Die erste weibliche Zimmerin bei Graf Holzbau in Maisprach
Als sie nach der Lehre nur noch wenige Symptome der Pollenallergie verspürte, wagte sie es, in den Sommermonaten ein dreimonatiges Praktikum bei Graf Holzbau in Maisprach zu absolvieren. Anschliessend erhielt sie die Chance, in derselben Firma eine Zweitlehre zu starten. «Mit 19 Jahren verfügte ich über ein grösseres Selbstbewusstsein und wusste, wann ich Hilfe beanspruchen musste», erinnert sich Corinne Lützelschwab an die Anfangszeit in Maisprach. «Ich war die erste weibliche Zimmerin in der Firmengeschichte und meinem Chef war es wichtig, dass ich mich wohl fühlte», führt die junge Zimmerin weiter aus. Zuerst hätten sich die anderen auf dem Bau noch zurückgehalten in ihrer Sprache. «Heute sitzen sie nicht mehr aufs Maul», lacht die sympathische Möhlinerin.
«Holz ist das beste Material überhaupt»
Es ist laut und tausend Sägespäne fliegen durch die Luft. Ich besuche Corinne Lützelschwab in der Firma Graf Holzbau. Mit 21 Zimmermännern arbeitet sie im Familienbetrieb von Karl Graf, der die Firma in dritter Generation führt. Die Lehre werde an den Lehrling angepasst. «Da sie mir Vertrauen schenken, darf ich immer wieder Arbeiten allein bewerkstelligen», schildert Corinne Lützelschwab, die sich im dritten Lehrjahr befindet. Wer sie bei der Arbeit beobachtet, sieht eine junge Frau, die mit Präzision und Liebe zum Detail ihren Beruf ausübt. Ihre Arbeitskollegen zeigen auch mit wenig Gesten und Worten, wie sehr sie Corinne respektieren und schätzen.

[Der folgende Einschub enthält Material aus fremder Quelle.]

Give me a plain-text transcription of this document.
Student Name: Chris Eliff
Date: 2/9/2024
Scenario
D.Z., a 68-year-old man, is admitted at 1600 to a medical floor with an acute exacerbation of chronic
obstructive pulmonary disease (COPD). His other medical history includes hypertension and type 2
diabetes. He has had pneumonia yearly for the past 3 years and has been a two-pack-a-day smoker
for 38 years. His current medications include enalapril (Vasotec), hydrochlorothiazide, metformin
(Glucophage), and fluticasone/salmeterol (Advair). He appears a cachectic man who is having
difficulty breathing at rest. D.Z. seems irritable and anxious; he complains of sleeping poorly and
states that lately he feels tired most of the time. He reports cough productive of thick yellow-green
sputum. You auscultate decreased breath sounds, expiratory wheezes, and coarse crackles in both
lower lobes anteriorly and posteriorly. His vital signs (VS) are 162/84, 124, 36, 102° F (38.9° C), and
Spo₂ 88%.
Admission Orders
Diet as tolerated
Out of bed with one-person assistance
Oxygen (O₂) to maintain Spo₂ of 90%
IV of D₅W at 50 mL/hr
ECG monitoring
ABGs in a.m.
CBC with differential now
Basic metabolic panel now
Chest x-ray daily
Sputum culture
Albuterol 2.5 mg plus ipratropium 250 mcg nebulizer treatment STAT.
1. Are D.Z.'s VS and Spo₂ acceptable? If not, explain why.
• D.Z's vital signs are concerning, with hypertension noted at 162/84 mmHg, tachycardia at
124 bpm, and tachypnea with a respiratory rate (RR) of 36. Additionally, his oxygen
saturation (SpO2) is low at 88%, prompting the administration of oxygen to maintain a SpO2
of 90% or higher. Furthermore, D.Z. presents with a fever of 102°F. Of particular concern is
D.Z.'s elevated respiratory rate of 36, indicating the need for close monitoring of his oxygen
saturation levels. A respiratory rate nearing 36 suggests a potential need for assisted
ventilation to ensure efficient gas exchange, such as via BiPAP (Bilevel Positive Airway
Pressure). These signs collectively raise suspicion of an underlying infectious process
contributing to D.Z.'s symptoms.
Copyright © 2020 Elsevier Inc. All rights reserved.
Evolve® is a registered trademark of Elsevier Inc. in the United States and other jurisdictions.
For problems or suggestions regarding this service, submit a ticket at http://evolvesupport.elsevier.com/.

«Wir Zimmerleute haben einen grossen Berufsstolz», so die junge Möhlinerin. An jede Aufrichtung gehe man in der traditionellen Zimmermannskluft und auch an den Modellbauwettbewerben erscheinen viele in Tracht. «Holz ist für uns das beste Material überhaupt», erklärt die junge Berufsfrau weiter. Wenn einem etwas nicht passe, könne man daran herumschnitzen. «Während der Maurer auf die Baustelle kommt und seine Schalung anpasst, bereitet ein Zimmermann alle Teile in der Firma vor und kann hoffen, dass am Schluss auf dem Bau alles stimmt», schildert die Fricktalerin.
Nach der Lehre möchte Corinne Lützelschwab weiter als Zimmerin arbeiten, um später an der Höheren Fachschule den Studiengang «Holzbau-Technik» zu absolvieren. In Corinnes Freizeit trifft man sie in der Natur mit ihrem Freund an, an Dorffesten oder in der Möhliner Blasmusik beim Spielen des Waldhorns. «Auch diese Leidenschaft haben mir meine Eltern mitgegeben», so die junge Fricktalerin. Die ganze Familie spielt ein Blasinstrument.